The Benedictine order was especially encouraged to give hospitality to travellers and strangers, as any one of them might be God in disguise. (Do you remember the parable of the sheep and goats? Matthew Chap 25 vs. 31 - end). One can imagine the need for travellers to have a rest and something to eat and drink before trudging up and over the pass towards Herefordshire and maybe the tomb of St Thomas Cantaloupe in the Cathedral. Perhaps William Langland, the author of Piers Plowman was pleased to have a rest and sustenance here too before or after scrambling up to British Camp in the late thirteen hundreds.

A church in Oxfordshire where a cousin of mine worships has a novel way of perpetuating this service of hospitality. The church is on various walking routes, and they leave a packet of biscuits and a bottle of water in a basket tucked under a bench in the lychgate with a little welcome note encouraging people to partake in a spirit of fellowship (and not be too greedy!) Any uneaten biscuits are rescued before their sell by date and used for coffee after church services!

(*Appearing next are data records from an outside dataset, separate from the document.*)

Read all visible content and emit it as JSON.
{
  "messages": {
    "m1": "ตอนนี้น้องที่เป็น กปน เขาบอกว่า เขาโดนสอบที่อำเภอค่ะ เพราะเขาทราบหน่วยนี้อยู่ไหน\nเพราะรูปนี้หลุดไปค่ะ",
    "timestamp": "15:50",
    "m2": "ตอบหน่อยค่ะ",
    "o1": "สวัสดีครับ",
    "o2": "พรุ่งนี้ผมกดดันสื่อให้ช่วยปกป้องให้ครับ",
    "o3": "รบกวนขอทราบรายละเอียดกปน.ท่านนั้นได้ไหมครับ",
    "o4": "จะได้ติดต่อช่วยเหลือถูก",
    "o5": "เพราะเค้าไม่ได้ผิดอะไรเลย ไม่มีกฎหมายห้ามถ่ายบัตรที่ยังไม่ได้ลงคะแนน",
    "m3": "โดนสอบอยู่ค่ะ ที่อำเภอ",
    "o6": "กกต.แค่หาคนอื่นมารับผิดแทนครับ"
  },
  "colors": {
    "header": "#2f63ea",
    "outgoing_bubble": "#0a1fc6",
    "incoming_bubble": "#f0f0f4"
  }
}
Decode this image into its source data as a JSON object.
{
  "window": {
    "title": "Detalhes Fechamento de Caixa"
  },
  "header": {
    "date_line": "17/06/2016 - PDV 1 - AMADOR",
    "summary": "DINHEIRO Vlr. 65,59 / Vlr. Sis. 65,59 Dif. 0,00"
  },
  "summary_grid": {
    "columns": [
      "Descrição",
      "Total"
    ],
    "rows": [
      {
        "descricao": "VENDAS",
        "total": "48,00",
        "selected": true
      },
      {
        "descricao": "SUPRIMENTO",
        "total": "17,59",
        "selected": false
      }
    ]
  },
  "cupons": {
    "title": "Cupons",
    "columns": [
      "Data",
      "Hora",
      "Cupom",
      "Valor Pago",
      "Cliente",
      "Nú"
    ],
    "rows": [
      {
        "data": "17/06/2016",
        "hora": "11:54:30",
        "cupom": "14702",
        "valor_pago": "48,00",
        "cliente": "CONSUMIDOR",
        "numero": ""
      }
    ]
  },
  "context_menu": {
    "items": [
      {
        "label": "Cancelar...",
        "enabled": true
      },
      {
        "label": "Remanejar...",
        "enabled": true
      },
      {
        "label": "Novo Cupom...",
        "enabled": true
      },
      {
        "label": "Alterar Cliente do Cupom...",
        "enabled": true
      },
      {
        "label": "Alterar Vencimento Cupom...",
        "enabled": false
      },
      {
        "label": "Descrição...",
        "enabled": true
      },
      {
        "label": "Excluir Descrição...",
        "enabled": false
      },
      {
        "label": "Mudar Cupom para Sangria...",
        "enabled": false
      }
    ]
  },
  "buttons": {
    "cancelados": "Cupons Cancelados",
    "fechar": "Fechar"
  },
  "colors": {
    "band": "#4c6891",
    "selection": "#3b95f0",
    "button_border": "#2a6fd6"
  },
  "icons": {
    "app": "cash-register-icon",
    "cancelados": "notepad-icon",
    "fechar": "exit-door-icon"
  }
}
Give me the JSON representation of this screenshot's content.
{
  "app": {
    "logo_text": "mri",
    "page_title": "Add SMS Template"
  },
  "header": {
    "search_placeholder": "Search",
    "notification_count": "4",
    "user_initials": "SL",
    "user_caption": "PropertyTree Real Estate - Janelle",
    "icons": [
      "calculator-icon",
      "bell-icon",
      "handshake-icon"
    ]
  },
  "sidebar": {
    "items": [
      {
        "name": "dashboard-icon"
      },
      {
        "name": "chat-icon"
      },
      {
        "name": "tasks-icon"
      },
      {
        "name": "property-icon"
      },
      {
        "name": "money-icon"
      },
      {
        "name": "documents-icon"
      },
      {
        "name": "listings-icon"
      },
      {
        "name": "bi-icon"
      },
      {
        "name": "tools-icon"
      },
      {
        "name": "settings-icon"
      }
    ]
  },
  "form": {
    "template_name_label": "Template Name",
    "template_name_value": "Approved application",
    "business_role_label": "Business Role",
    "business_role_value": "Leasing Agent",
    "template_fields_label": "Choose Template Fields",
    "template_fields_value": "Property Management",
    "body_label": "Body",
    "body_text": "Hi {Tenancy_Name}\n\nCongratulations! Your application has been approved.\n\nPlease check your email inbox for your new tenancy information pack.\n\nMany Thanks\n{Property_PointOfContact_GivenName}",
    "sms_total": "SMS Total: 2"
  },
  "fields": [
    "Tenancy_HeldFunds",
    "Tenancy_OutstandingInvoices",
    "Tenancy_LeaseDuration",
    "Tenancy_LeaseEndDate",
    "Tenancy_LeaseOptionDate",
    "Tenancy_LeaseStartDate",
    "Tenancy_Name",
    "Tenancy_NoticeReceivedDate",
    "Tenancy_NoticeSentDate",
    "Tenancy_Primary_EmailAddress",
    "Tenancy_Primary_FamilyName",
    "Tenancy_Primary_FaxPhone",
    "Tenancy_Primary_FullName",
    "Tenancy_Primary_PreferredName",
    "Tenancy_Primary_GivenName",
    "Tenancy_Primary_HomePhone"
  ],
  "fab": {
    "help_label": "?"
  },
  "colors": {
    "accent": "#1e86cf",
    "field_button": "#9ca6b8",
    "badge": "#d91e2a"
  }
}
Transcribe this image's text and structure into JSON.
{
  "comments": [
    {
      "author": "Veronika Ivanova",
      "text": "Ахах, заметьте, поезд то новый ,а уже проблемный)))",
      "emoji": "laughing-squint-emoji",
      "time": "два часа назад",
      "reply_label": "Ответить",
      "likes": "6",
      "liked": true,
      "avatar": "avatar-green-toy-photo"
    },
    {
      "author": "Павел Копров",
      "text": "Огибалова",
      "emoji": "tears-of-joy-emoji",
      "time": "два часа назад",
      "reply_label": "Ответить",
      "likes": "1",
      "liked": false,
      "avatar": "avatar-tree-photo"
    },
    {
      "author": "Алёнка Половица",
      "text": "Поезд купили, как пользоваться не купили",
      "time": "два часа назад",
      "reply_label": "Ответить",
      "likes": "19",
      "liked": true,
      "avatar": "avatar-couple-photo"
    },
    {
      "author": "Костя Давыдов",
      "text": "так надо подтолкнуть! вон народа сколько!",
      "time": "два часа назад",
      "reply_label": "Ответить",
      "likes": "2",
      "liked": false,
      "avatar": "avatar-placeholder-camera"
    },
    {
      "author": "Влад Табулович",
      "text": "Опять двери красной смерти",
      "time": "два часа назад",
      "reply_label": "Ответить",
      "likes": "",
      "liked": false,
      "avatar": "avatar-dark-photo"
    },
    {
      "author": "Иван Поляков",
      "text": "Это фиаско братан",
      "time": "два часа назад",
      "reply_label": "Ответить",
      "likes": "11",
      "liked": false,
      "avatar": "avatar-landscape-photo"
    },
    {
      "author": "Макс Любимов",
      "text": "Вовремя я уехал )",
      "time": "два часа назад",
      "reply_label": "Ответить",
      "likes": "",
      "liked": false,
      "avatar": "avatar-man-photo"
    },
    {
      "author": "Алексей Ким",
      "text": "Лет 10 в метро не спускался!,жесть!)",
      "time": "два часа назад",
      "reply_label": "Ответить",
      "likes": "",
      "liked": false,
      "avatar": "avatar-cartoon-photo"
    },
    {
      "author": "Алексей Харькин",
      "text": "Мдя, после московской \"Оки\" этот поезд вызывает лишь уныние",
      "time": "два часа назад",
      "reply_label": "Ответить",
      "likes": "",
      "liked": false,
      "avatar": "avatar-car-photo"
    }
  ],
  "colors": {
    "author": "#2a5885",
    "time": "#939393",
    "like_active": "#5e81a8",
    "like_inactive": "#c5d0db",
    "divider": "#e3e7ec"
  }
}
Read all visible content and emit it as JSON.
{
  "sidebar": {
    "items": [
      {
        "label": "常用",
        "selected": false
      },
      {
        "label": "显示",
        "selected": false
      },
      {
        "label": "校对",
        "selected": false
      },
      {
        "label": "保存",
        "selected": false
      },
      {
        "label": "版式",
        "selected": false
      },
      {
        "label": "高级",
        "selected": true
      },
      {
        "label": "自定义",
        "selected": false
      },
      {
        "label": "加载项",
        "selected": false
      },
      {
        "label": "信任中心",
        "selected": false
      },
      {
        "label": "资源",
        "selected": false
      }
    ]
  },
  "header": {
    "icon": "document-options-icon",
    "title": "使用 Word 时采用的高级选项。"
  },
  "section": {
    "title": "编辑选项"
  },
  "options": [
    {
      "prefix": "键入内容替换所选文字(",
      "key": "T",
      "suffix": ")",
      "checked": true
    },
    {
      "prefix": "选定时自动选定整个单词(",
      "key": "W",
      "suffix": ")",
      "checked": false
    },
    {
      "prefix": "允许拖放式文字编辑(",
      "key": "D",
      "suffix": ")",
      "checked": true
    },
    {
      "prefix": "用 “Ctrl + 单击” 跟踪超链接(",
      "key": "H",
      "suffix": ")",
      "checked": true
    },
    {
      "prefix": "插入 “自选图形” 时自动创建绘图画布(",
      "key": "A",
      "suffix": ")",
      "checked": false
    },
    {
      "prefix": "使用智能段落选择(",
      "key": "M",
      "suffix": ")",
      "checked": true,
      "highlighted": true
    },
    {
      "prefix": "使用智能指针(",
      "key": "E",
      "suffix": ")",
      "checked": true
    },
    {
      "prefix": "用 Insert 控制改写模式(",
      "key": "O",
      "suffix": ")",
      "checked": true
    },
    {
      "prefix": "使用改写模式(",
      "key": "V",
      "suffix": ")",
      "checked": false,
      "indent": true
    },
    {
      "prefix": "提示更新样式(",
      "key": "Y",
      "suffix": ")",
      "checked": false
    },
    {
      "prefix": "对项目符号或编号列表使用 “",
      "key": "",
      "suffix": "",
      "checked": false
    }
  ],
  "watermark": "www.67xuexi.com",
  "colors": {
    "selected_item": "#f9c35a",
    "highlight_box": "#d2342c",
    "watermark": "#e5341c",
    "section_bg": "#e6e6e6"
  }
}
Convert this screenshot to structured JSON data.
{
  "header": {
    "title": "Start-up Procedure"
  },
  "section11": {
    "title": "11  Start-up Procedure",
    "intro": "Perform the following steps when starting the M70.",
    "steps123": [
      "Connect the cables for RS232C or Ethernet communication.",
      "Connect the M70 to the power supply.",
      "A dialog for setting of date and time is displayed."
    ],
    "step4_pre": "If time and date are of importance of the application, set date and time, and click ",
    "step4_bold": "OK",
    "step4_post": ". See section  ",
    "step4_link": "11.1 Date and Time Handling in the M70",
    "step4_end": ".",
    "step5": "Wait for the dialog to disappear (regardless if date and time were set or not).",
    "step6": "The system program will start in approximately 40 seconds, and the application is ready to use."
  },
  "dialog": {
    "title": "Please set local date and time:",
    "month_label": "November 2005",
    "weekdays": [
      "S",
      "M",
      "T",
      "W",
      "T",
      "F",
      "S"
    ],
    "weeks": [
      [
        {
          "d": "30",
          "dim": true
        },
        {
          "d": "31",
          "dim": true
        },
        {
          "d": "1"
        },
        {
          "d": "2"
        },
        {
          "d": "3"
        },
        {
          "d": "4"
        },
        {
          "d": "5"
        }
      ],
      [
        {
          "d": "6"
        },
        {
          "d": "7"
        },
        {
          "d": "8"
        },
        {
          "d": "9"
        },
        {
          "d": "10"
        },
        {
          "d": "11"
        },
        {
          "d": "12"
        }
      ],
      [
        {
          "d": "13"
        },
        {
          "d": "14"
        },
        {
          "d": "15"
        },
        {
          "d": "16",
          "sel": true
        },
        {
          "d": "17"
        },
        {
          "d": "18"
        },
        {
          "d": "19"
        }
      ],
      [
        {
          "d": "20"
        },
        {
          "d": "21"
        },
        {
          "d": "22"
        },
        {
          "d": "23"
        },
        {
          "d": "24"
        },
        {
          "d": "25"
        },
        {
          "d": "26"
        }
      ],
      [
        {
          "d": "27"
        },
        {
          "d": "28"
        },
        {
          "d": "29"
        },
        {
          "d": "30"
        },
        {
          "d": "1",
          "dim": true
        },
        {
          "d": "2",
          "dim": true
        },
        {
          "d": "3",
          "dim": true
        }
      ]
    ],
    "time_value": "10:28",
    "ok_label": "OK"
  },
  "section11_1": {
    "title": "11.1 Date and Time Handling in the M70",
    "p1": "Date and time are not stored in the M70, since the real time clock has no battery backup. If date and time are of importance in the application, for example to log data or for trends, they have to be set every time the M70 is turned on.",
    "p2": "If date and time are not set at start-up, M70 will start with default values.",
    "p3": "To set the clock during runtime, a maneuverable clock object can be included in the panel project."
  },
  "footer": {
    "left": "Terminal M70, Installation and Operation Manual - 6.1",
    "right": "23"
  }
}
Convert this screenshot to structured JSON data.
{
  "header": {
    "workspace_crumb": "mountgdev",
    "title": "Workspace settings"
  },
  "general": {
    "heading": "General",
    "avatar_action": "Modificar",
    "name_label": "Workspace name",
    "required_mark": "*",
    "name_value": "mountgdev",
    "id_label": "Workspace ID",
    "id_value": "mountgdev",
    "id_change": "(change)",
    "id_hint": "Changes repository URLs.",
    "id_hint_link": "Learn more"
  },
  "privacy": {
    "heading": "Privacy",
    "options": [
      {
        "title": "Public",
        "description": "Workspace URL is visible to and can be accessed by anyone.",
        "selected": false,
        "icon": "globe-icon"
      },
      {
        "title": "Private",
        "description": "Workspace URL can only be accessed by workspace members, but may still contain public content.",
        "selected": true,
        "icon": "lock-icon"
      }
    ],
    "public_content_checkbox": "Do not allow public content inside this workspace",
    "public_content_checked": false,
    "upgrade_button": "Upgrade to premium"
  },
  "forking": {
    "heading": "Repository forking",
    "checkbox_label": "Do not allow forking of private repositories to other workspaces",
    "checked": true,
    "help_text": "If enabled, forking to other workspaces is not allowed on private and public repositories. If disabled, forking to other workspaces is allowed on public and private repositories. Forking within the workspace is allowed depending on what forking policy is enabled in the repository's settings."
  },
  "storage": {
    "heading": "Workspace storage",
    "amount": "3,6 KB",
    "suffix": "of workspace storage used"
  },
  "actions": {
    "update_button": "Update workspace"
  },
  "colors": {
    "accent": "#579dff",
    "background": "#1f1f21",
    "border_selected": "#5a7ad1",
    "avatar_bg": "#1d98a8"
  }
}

Is this something we could do to make us a living part of the historical essence of Little Malvern Priory?

The foundation remained a Benedictine priory until the dissolution of the monasteries in 1534. Parts of the church and surrounding buildings had got very run down in 1480, when Bishop Alcock took it in hand, restored most of the building and had the stained glass put in the east end, some of which remains to inspire us now. The current building is simply the space under the tower and the chancel beyond. The original priory would have had a large nave stretching back the other side of the tower as well as side aisles and transepts. It would also have been an integral part of the monastery, connected to the cloisters etc, the remains of which are in Little Malvern Court.

It will no doubt have been the hub of a little local community, serving both it’s spiritual and it’s physical and health needs as well as catering for travellers.

Not much seems to have changed, does it? And I believe we should give thanks for that as well as try to find ways to make God’s message and gifts accessible to our current age and our successors.